Cardiovascular Research Institute Maastricht, Maastricht University Medical Center, Maastricht, the Netherlands.
Synapse BV, Maastricht, the Netherlands.
J Thromb Haemost. 2016 Aug;14(8):1530-48. doi: 10.1111/jth.13379. Epub 2016 Aug 11.
Essentials The clinical value of IgM antibodies in thrombotic antiphospholipid syndrome (APS) is debated. By review of literature, we reconsidered the clinical value of IgM antibodies in thrombotic APS. More significant correlations with thrombosis were found for the IgG compared to IgM isotype. Unavailability of paired IgG/IgM results hampers evaluating the added value of IgM positivity. Click to hear Dr de Groot's perspective on antiphospholipid syndrome
Background Despite the update of the classification criteria for the antiphospholipid syndrome (APS), difficulties persist in the identification of patients at risk for thrombosis. Current guidelines include assays detecting IgG/IgM anti-β2 -glycoprotein I and anti-cardiolipin antibodies, although the relevance of IgM antibodies has been debated. Objectives Through a review of the literature from 2001 to 2014, we aimed to formally establish the thrombotic risk stratification potential of IgM as compared with IgG anti-phospholipid antibodies (aPLs). Patients/methods One thousand two hundred and twenty-eight articles were selected by a computer-assisted search of the literature. Of the 177 studies that met our inclusion criteria, the clinical value of IgG/IgM aPLs was established through analysis of odds ratios for thrombosis or percentage of positives in the thrombotic population. Results/conclusions We clearly found more significant correlations with thrombosis for the IgG than for the IgM isotype. Nonetheless, in a minority of studies, significant associations with thrombosis were found for IgM but not IgG antibodies. The unavailability of paired results of IgG and IgM for each separate patient hampers evaluation of the added value of isolated IgM positivity. To fully take advantage of results obtained by future studies, we strongly encourage scientists to provide all studied information per patient. We planned a large multicenter study to investigate clinical associations of isolated/combined positivity for criteria/non-criteria aPLs. Importantly, because of the presence of non-pathogenic aPLs, quantitative assays are characterized by a high false-positivity rate. Optimization of functional assays, such as thrombin generation measuring the whole scheme of coagulation, may help to reduce APS-related morbidity and mortality.

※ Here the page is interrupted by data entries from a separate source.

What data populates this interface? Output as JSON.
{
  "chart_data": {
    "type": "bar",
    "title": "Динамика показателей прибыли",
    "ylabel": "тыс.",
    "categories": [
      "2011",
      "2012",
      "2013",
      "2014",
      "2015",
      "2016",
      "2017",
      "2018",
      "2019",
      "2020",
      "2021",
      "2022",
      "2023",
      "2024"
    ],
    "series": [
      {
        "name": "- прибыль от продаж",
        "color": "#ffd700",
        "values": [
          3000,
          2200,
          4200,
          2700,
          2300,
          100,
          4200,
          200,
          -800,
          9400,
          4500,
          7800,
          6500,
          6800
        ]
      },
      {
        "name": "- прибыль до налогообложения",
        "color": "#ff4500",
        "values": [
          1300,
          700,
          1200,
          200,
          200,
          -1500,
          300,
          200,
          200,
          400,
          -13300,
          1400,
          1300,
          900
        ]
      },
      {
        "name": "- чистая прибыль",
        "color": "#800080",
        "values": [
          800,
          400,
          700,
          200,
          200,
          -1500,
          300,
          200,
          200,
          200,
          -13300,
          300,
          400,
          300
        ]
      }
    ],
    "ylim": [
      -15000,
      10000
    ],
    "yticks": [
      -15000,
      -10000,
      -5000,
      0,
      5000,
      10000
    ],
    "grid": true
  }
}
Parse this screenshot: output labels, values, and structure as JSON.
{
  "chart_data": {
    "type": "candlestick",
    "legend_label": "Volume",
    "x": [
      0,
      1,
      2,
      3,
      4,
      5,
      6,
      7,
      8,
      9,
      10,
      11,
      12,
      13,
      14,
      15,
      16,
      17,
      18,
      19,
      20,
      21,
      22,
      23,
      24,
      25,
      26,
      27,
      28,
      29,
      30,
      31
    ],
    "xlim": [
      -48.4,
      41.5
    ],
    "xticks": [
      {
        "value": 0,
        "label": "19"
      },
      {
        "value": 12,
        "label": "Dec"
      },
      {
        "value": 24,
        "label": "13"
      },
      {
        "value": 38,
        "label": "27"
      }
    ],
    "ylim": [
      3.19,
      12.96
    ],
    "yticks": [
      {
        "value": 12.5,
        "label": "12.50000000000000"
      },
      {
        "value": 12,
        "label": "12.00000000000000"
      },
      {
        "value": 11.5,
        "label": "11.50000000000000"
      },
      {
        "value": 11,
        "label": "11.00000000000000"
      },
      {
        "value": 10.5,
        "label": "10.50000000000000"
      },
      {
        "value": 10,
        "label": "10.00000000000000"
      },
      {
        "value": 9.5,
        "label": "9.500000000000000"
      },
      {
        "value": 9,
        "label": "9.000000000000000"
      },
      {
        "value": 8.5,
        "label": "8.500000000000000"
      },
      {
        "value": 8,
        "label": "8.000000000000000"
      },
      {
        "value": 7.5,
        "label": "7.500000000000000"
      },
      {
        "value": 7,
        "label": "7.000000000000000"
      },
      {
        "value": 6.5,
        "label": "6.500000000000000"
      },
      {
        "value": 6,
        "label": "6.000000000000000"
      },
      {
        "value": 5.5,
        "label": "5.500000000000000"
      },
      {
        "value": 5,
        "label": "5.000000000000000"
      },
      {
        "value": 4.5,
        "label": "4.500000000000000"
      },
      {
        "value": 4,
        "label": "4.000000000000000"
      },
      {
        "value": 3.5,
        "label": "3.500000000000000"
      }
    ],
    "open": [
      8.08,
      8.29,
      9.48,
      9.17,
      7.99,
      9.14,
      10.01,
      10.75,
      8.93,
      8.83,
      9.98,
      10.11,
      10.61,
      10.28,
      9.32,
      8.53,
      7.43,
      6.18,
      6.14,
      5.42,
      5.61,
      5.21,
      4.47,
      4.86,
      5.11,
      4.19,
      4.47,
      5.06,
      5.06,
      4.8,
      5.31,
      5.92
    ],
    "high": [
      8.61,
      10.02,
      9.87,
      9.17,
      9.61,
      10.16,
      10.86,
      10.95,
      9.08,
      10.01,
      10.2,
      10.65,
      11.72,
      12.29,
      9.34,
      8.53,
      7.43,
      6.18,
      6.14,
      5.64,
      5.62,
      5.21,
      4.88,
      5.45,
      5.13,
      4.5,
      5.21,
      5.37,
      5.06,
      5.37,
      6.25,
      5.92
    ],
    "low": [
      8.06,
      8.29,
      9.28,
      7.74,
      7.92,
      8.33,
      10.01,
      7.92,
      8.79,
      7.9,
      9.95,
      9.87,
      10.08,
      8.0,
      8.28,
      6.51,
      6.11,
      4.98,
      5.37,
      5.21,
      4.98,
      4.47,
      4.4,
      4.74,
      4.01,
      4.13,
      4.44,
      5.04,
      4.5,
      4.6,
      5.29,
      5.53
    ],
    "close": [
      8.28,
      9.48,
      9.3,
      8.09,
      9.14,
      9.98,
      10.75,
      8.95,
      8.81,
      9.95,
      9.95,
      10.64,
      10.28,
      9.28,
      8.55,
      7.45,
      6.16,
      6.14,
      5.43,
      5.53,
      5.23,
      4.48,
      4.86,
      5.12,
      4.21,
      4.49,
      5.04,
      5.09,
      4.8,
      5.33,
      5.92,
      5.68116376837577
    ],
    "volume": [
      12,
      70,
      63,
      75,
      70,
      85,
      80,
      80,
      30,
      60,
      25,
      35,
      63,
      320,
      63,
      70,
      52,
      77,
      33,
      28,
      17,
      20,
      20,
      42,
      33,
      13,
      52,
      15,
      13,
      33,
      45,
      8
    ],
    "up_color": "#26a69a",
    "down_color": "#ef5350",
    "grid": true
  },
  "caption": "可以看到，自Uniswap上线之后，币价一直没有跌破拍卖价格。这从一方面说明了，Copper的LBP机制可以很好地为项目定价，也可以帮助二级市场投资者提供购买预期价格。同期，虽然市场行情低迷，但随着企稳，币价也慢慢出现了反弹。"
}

目的 尽管抗磷脂综合征(APS)的分类标准已经更新,但在确定血栓形成风险患者方面仍存在困难。目前的指南包括检测 IgG/IgM 抗-β2-糖蛋白 I 和抗心磷脂抗体的检测方法,尽管 IgM 抗体的相关性一直存在争议。
方法 通过对 2001 年至 2014 年文献的综述,我们旨在正式确定 IgM 与 IgG 抗磷脂抗体(aPLs)相比在血栓形成风险分层中的潜力。
结果 我们发现 IgG 与血栓形成的相关性明显大于 IgM 。尽管如此,在少数研究中,IgM 而不是 IgG 抗体与血栓形成有显著相关性。由于无法为每个单独的患者获得 IgG 和 IgM 的配对结果,因此难以评估单独 IgM 阳性的附加值。为了充分利用未来研究获得的结果,我们强烈鼓励科学家为每位患者提供所有研究信息。我们计划进行一项大型多中心研究,以研究孤立/联合阳性标准/非标准 aPLs 的临床相关性。重要的是,由于存在非致病性 aPLs,定量检测方法的假阳性率很高。优化功能检测,如测量整个凝血方案的凝血酶生成,可能有助于降低 APS 相关发病率和死亡率。